3. ❓ Problem: The paper aims to solve the limitation of post-training approaches that force models to simultaneously learn diverse agentic behaviors while aligning them to expert demonstrations, creating optimization tensions.

4. 🛠️ Methods: The authors developed AgentFounder using First-order Action Synthesis (FAS) and Higher-order Action Synthesis (HAS) for data generation, implemented through a two-stage training strategy with progressive context window expansion (32K to 128K).

5. 📊 Results and Evaluation: AgentFounder-30B achieved state-of-the-art performance across 10 benchmarks, notably scoring 39.9% on BrowseComp-en, 43.3% on BrowseComp-zh, and 31.5% Pass@1 on HLE, outperforming both open-source and some commercial models.

Scaling Agents via Continual Pre-training

1/2

Paper 2

Towards General Agentic Intelligence via Environment Scaling

Published: 2025-09-16

Link: http://arxiv.org/pdf/2509.13311

1. 📘 Topic and Domain: The paper focuses on developing general agentic intelligence for Large Language Models through environment scaling and tool-learning capabilities.

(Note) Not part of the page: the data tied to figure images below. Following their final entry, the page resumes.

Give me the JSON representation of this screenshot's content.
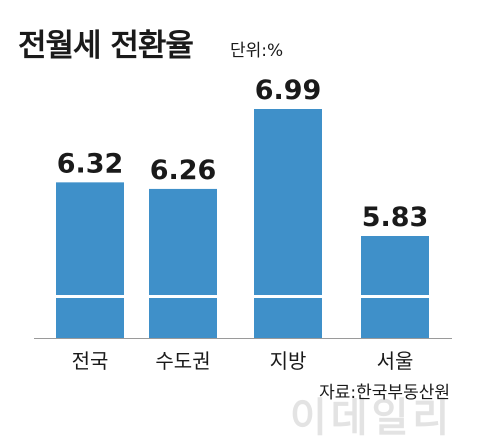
{
  "title": "전월세 전환율",
  "unit_label": "단위:%",
  "source": "자료:한국부동산원",
  "watermark": "이데일리",
  "colors": {
    "bar": "#3f90c9",
    "break": "#ffffff",
    "baseline": "#9a9a9a",
    "text": "#1a1a1a"
  },
  "chart_data": {
    "type": "bar",
    "categories": [
      "전국",
      "수도권",
      "지방",
      "서울"
    ],
    "values": [
      6.32,
      6.26,
      6.99,
      5.83
    ],
    "value_labels": [
      "6.32",
      "6.26",
      "6.99",
      "5.83"
    ],
    "axis_break": true,
    "grid": false,
    "legend": "none"
  }
}
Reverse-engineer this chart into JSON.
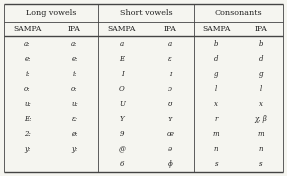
{
  "title_long": "Long vowels",
  "title_short": "Short vowels",
  "title_cons": "Consonants",
  "header_sampa": "SAMPA",
  "header_ipa": "IPA",
  "long_vowels_sampa": [
    "a:",
    "e:",
    "i:",
    "o:",
    "u:",
    "E:",
    "2:",
    "y:"
  ],
  "long_vowels_ipa": [
    "aː",
    "eː",
    "iː",
    "oː",
    "uː",
    "εː",
    "øː",
    "yː"
  ],
  "short_vowels_sampa": [
    "a",
    "E",
    "I",
    "O",
    "U",
    "Y",
    "9",
    "@",
    "6"
  ],
  "short_vowels_ipa": [
    "a",
    "ε",
    "ɪ",
    "ɔ",
    "ʊ",
    "ʏ",
    "œ",
    "ə",
    "ɸ"
  ],
  "cons_sampa": [
    "b",
    "d",
    "g",
    "l",
    "x",
    "r",
    "m",
    "n",
    "s"
  ],
  "cons_ipa": [
    "b",
    "d",
    "ɡ",
    "l",
    "x",
    "χ, β",
    "m",
    "n",
    "s"
  ],
  "bg_color": "#f5f5f0",
  "line_color": "#444444",
  "text_color": "#222222",
  "title_fontsize": 5.8,
  "header_fontsize": 5.5,
  "data_fontsize": 5.0,
  "fig_width": 2.87,
  "fig_height": 1.76,
  "dpi": 100
}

2. 💡 Previous Research and New Ideas: Prior research used real-world APIs, LLM simulations, or manual environment construction for tool learning, while this paper proposes automatic environment construction and a two-phase agent training strategy.

3. ❓ Problem: The paper addresses the challenge of scaling up environments for training language agents' function-calling capabilities and effectively training agents in these environments.

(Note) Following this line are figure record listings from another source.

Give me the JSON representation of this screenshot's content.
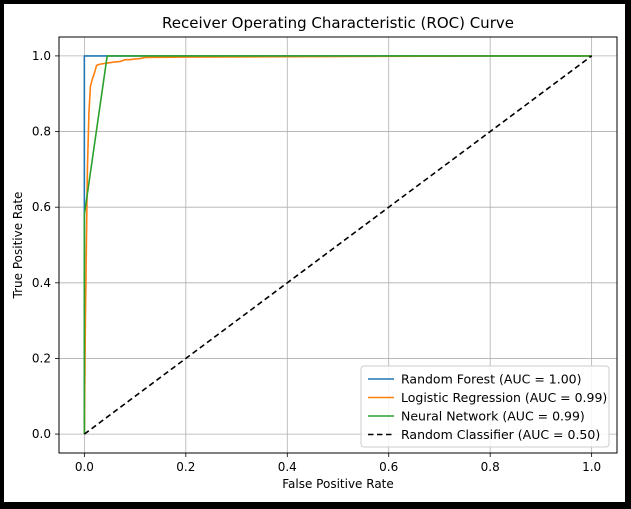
{
  "chart_data": {
    "type": "line",
    "title": "Receiver Operating Characteristic (ROC) Curve",
    "xlabel": "False Positive Rate",
    "ylabel": "True Positive Rate",
    "xlim": [
      -0.05,
      1.05
    ],
    "ylim": [
      -0.05,
      1.05
    ],
    "xticks": [
      0.0,
      0.2,
      0.4,
      0.6,
      0.8,
      1.0
    ],
    "yticks": [
      0.0,
      0.2,
      0.4,
      0.6,
      0.8,
      1.0
    ],
    "xtick_labels": [
      "0.0",
      "0.2",
      "0.4",
      "0.6",
      "0.8",
      "1.0"
    ],
    "ytick_labels": [
      "0.0",
      "0.2",
      "0.4",
      "0.6",
      "0.8",
      "1.0"
    ],
    "grid": true,
    "legend_position": "bottom-right",
    "series": [
      {
        "name": "Random Forest (AUC = 1.00)",
        "color": "#1f77b4",
        "style": "solid",
        "x": [
          0.0,
          0.0,
          0.045,
          1.0
        ],
        "y": [
          0.0,
          1.0,
          1.0,
          1.0
        ]
      },
      {
        "name": "Logistic Regression (AUC = 0.99)",
        "color": "#ff7f0e",
        "style": "solid",
        "x": [
          0.0,
          0.002,
          0.004,
          0.006,
          0.009,
          0.012,
          0.016,
          0.02,
          0.024,
          0.03,
          0.04,
          0.05,
          0.06,
          0.07,
          0.08,
          0.09,
          0.1,
          0.11,
          0.12,
          0.2,
          0.4,
          0.6,
          0.8,
          1.0
        ],
        "y": [
          0.0,
          0.3,
          0.5,
          0.7,
          0.85,
          0.92,
          0.94,
          0.955,
          0.975,
          0.978,
          0.98,
          0.982,
          0.984,
          0.985,
          0.99,
          0.99,
          0.992,
          0.993,
          0.996,
          0.997,
          0.998,
          0.999,
          1.0,
          1.0
        ]
      },
      {
        "name": "Neural Network (AUC = 0.99)",
        "color": "#2ca02c",
        "style": "solid",
        "x": [
          0.0,
          0.0,
          0.045,
          0.2,
          1.0
        ],
        "y": [
          0.0,
          0.58,
          1.0,
          1.0,
          1.0
        ]
      },
      {
        "name": "Random Classifier (AUC = 0.50)",
        "color": "#000000",
        "style": "dashed",
        "x": [
          0.0,
          1.0
        ],
        "y": [
          0.0,
          1.0
        ]
      }
    ]
  }
}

4. 🛠️ Methods: The authors develop a scalable framework that automatically constructs heterogeneous environments through tool graph modeling and programmatic materialization, combined with a two-phase agent training approach (general foundation learning followed by domain specialization).

5. 📊 Results and Evaluation: Their AgentScaler models achieved state-of-the-art performance among open-source models under 1T parameters on τ-bench, τ2-Bench, and ACEBench benchmarks, with AgentScaler-30B-A3B performing comparably to trillion-parameter models.

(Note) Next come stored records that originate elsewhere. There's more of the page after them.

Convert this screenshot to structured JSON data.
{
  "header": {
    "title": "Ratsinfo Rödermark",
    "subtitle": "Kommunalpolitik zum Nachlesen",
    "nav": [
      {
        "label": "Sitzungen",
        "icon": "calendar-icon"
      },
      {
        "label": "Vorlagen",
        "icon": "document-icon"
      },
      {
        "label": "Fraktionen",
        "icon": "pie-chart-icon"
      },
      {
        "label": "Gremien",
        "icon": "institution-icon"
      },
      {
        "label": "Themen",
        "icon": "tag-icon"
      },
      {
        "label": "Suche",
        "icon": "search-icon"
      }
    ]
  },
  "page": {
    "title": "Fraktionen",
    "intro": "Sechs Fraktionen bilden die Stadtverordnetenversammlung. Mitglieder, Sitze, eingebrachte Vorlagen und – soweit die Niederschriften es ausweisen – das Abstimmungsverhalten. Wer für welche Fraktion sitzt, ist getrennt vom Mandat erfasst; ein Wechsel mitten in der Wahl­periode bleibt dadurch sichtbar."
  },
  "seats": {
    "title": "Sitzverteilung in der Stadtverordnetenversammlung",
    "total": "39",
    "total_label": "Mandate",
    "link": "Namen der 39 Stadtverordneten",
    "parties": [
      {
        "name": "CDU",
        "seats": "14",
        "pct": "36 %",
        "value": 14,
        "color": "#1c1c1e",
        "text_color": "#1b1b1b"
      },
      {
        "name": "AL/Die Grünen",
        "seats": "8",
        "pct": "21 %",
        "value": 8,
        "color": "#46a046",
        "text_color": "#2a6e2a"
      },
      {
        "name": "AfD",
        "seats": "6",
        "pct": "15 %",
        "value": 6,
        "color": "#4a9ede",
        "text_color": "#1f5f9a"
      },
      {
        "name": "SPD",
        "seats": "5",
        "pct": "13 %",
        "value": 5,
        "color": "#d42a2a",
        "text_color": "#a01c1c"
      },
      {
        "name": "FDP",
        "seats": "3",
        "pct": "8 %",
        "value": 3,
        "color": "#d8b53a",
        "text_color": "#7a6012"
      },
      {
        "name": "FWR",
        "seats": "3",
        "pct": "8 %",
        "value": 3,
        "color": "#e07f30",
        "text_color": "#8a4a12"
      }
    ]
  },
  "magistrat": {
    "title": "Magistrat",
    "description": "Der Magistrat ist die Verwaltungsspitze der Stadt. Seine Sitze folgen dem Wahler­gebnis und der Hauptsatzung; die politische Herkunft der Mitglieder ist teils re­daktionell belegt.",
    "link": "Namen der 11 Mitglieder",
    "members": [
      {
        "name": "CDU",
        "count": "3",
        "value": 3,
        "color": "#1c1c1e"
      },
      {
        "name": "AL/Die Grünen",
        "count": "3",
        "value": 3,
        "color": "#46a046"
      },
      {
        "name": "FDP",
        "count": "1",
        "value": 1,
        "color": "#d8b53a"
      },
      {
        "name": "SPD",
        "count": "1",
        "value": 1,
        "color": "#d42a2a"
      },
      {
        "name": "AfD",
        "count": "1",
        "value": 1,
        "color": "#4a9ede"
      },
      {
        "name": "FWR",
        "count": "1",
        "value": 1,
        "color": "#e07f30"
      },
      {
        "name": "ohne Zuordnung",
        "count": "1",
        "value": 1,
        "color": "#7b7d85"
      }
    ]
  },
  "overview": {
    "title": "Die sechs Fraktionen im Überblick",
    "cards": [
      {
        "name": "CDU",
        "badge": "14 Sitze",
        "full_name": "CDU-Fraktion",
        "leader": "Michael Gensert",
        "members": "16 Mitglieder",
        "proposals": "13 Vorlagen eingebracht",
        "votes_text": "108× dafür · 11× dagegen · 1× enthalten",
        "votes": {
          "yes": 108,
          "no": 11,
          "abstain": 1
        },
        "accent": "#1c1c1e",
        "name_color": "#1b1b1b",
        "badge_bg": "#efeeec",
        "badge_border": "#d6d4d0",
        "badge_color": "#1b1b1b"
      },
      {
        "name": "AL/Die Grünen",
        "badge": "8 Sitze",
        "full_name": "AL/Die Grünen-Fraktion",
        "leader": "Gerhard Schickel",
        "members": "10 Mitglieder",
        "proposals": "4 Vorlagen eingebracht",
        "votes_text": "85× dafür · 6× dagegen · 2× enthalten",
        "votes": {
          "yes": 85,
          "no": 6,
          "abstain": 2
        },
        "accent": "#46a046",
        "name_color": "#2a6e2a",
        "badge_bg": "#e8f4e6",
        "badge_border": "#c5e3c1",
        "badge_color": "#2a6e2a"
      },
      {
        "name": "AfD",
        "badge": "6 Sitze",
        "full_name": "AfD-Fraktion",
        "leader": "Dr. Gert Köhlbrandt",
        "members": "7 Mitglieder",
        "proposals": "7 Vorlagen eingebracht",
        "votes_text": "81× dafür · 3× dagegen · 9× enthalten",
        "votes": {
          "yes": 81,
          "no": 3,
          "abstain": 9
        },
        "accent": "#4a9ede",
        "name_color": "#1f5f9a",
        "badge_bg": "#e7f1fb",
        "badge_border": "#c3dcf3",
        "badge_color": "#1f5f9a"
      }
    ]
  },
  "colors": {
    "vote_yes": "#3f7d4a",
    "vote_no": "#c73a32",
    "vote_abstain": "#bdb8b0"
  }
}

Towards General Agentic Intelligence via Environment Scaling

1/2

Paper 3

WebResearcher: Unleashing unbounded reasoning capability in Long-Horizon Agents

Published: 2025-09-16

Link: http://arxiv.org/pdf/2509.13309

1. 📘 Topic and Domain: Development of an advanced AI research agent (WebResearcher) that can autonomously discover and synthesize knowledge from external sources through web search and tool use.

2. 💡 Previous Research and New Ideas: Based on previous deep-research systems like OpenAI's Deep Research and Google's Gemini Deep Research, but introduces a novel iterative paradigm instead of the traditional mono-contextual approach for information accumulation.

3. ❓ Problem: Addresses the limitations of current mono-contextual AI research agents that suffer from context suffocation and noise contamination when handling complex, long-horizon research tasks.

4. 🛠️ Methods: Implements IterResearch (an iterative deep-research paradigm), WebFrontier (a data synthesis engine), and a Research-Synthesis Framework using multiple parallel agents, with periodic consolidation of findings into evolving reports.

5. 📊 Results and Evaluation: Achieved state-of-the-art performance across 6 benchmarks, notably scoring 36.7% accuracy on Humanity's Last Exam (surpassing DeepSeek-V3.1's 29.8%) and 51.7% on BrowseComp-en (matching OpenAI's Deep Research system).